36 Cheap American Beers, Ranked

36 Cheap American Beers, Ranked

 

I realize you’re going to spend Independence Day happily drinking whatever cold adult beverage you’re served, because you’re polite and you’re an alcoholic. And I trust you’ll have a fine old time no matter what you drink. But that doesn’t mean America’s shitbrews are all the same. The list below breaks down 36 of them, from worst to least-worst.

36. Keystone. This is the worst beer currently sold on American soil. It sits behind chilled glass in a convenience-store fridge like a dumb rebuke to the explosion of American beer variety all around it. In 1978 there were 89 breweries in the U.S.; today there are more than 2,400, and most of the new ones are better than most of the old ones.

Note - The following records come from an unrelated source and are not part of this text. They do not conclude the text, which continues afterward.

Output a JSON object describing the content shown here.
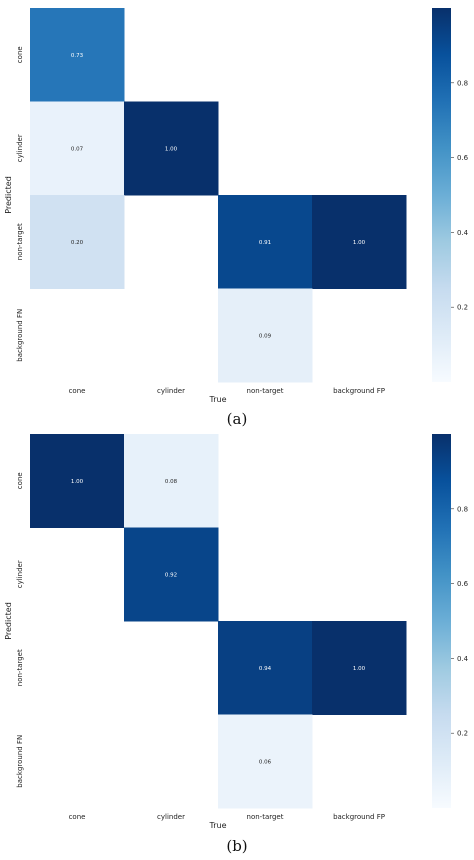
{
  "chart_data": [
    {
      "type": "heatmap",
      "caption": "(a)",
      "x_categories": [
        "cone",
        "cylinder",
        "non-target",
        "background FP"
      ],
      "y_categories": [
        "cone",
        "cylinder",
        "non-target",
        "background FN"
      ],
      "xlabel": "True",
      "ylabel": "Predicted",
      "cells": [
        {
          "row": 0,
          "col": 0,
          "value": 0.73,
          "label": "0.73"
        },
        {
          "row": 1,
          "col": 0,
          "value": 0.07,
          "label": "0.07"
        },
        {
          "row": 1,
          "col": 1,
          "value": 1.0,
          "label": "1.00"
        },
        {
          "row": 2,
          "col": 0,
          "value": 0.2,
          "label": "0.20"
        },
        {
          "row": 2,
          "col": 2,
          "value": 0.91,
          "label": "0.91"
        },
        {
          "row": 2,
          "col": 3,
          "value": 1.0,
          "label": "1.00"
        },
        {
          "row": 3,
          "col": 2,
          "value": 0.09,
          "label": "0.09"
        }
      ],
      "colorbar": {
        "range": [
          0,
          1
        ],
        "ticks": [
          "0.2",
          "0.4",
          "0.6",
          "0.8"
        ],
        "tick_values": [
          0.2,
          0.4,
          0.6,
          0.8
        ]
      },
      "colormap": "Blues",
      "grid": false
    },
    {
      "type": "heatmap",
      "caption": "(b)",
      "x_categories": [
        "cone",
        "cylinder",
        "non-target",
        "background FP"
      ],
      "y_categories": [
        "cone",
        "cylinder",
        "non-target",
        "background FN"
      ],
      "xlabel": "True",
      "ylabel": "Predicted",
      "cells": [
        {
          "row": 0,
          "col": 0,
          "value": 1.0,
          "label": "1.00"
        },
        {
          "row": 0,
          "col": 1,
          "value": 0.08,
          "label": "0.08"
        },
        {
          "row": 1,
          "col": 1,
          "value": 0.92,
          "label": "0.92"
        },
        {
          "row": 2,
          "col": 2,
          "value": 0.94,
          "label": "0.94"
        },
        {
          "row": 2,
          "col": 3,
          "value": 1.0,
          "label": "1.00"
        },
        {
          "row": 3,
          "col": 2,
          "value": 0.06,
          "label": "0.06"
        }
      ],
      "colorbar": {
        "range": [
          0,
          1
        ],
        "ticks": [
          "0.2",
          "0.4",
          "0.6",
          "0.8"
        ],
        "tick_values": [
          0.2,
          0.4,
          0.6,
          0.8
        ]
      },
      "colormap": "Blues",
      "grid": false
    }
  ]
}
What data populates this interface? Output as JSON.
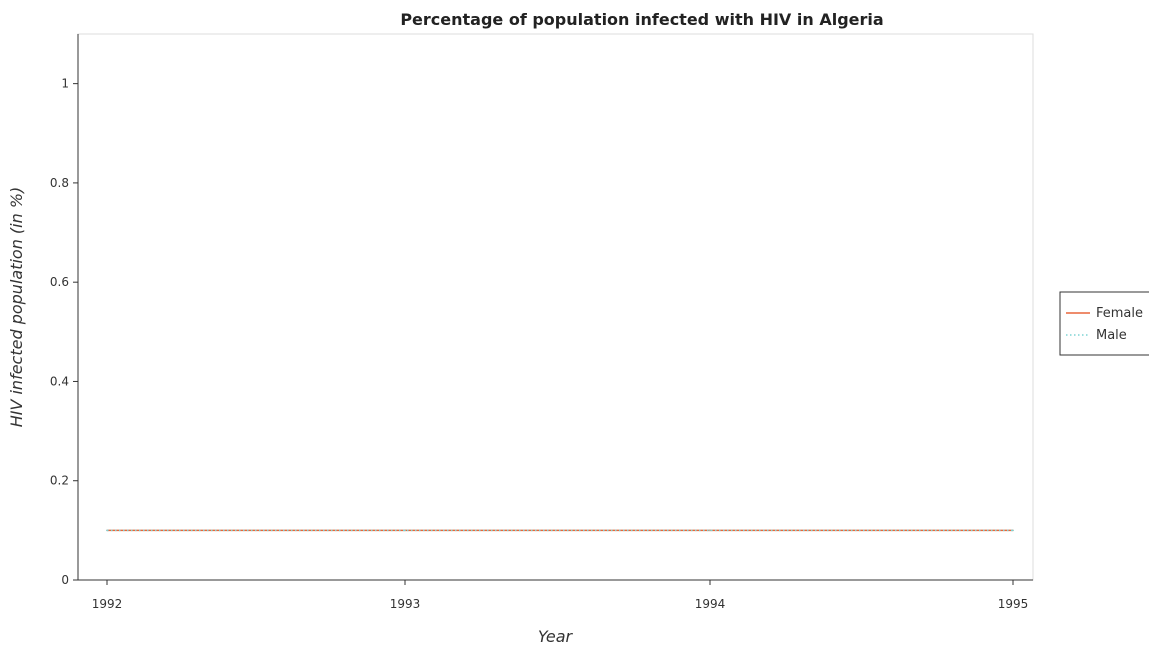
{
  "chart_data": {
    "type": "line",
    "title": "Percentage of population infected with HIV in Algeria",
    "xlabel": "Year",
    "ylabel": "HIV infected population (in %)",
    "categories": [
      "1992",
      "1993",
      "1994",
      "1995"
    ],
    "yticks": [
      "0",
      "0.2",
      "0.4",
      "0.6",
      "0.8",
      "1"
    ],
    "ylim": [
      0,
      1.1
    ],
    "grid": false,
    "legend_position": "right",
    "series": [
      {
        "name": "Female",
        "values": [
          0.1,
          0.1,
          0.1,
          0.1
        ],
        "color": "#e8663b",
        "dash": "solid"
      },
      {
        "name": "Male",
        "values": [
          0.1,
          0.1,
          0.1,
          0.1
        ],
        "color": "#7fd4d4",
        "dash": "dotted"
      }
    ]
  }
}
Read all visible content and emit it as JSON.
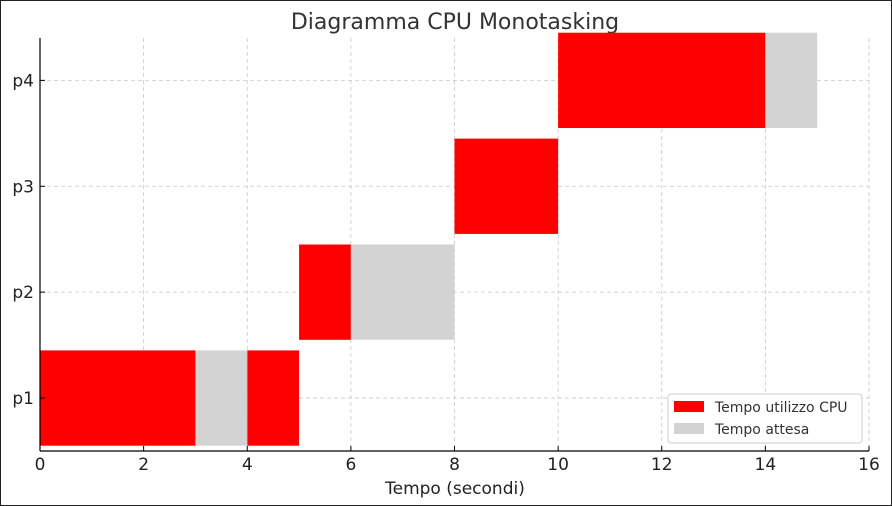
{
  "chart_data": {
    "type": "bar",
    "orientation": "horizontal-gantt",
    "title": "Diagramma CPU Monotasking",
    "xlabel": "Tempo (secondi)",
    "ylabel": "",
    "xlim": [
      0,
      16
    ],
    "x_ticks": [
      "0",
      "2",
      "4",
      "6",
      "8",
      "10",
      "12",
      "14",
      "16"
    ],
    "categories": [
      "p1",
      "p2",
      "p3",
      "p4"
    ],
    "grid": true,
    "legend_position": "bottom-right",
    "series": [
      {
        "name": "Tempo utilizzo CPU",
        "color": "#ff0000",
        "segments": [
          {
            "process": "p1",
            "start": 0,
            "end": 3
          },
          {
            "process": "p1",
            "start": 4,
            "end": 5
          },
          {
            "process": "p2",
            "start": 5,
            "end": 6
          },
          {
            "process": "p3",
            "start": 8,
            "end": 10
          },
          {
            "process": "p4",
            "start": 10,
            "end": 14
          }
        ]
      },
      {
        "name": "Tempo attesa",
        "color": "#d3d3d3",
        "segments": [
          {
            "process": "p1",
            "start": 3,
            "end": 4
          },
          {
            "process": "p2",
            "start": 6,
            "end": 8
          },
          {
            "process": "p4",
            "start": 14,
            "end": 15
          }
        ]
      }
    ]
  }
}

In 2013 craft beer is no longer the exclusive domain of West Coast weirdos and psychotic woodsmen. These fine days you can score Samuel Adams or Sierra Nevada at the least ambitious of convenience stores and Dogfish Head 90 Minute on the least reliable of trains. And then there is Keystone, which first appeared to the world in 1989, in Chico, Calif., home of the Sierra Nevada Brewing Company. Keystone separates itself from the rest of the crap pack by augmenting the typical stale/sour flavor profile with notes of brown bananas and green armpits. Keystone is worse than Heineken and murder.

35. Bud Light Lime. When Anheuser-Busch spit this one out a few years ago it seemed like a pretty good idea, as terrible ideas go. The world never needs more flavors of Bud Light, but the popularity of the otherwise worthless Corona proves that folks love to limen up their beers. Barroom fruit is repulsive—ever think about where your lime’s been before it lands in your drink? Nowhere nice—so if Bud Light Lime were any good at all, it would be a little leap forward. But alas, the alleged lime flavoring in no way resembles people food. Bud Light Lime tastes like green Fruit Loops soaked in thigh sweat.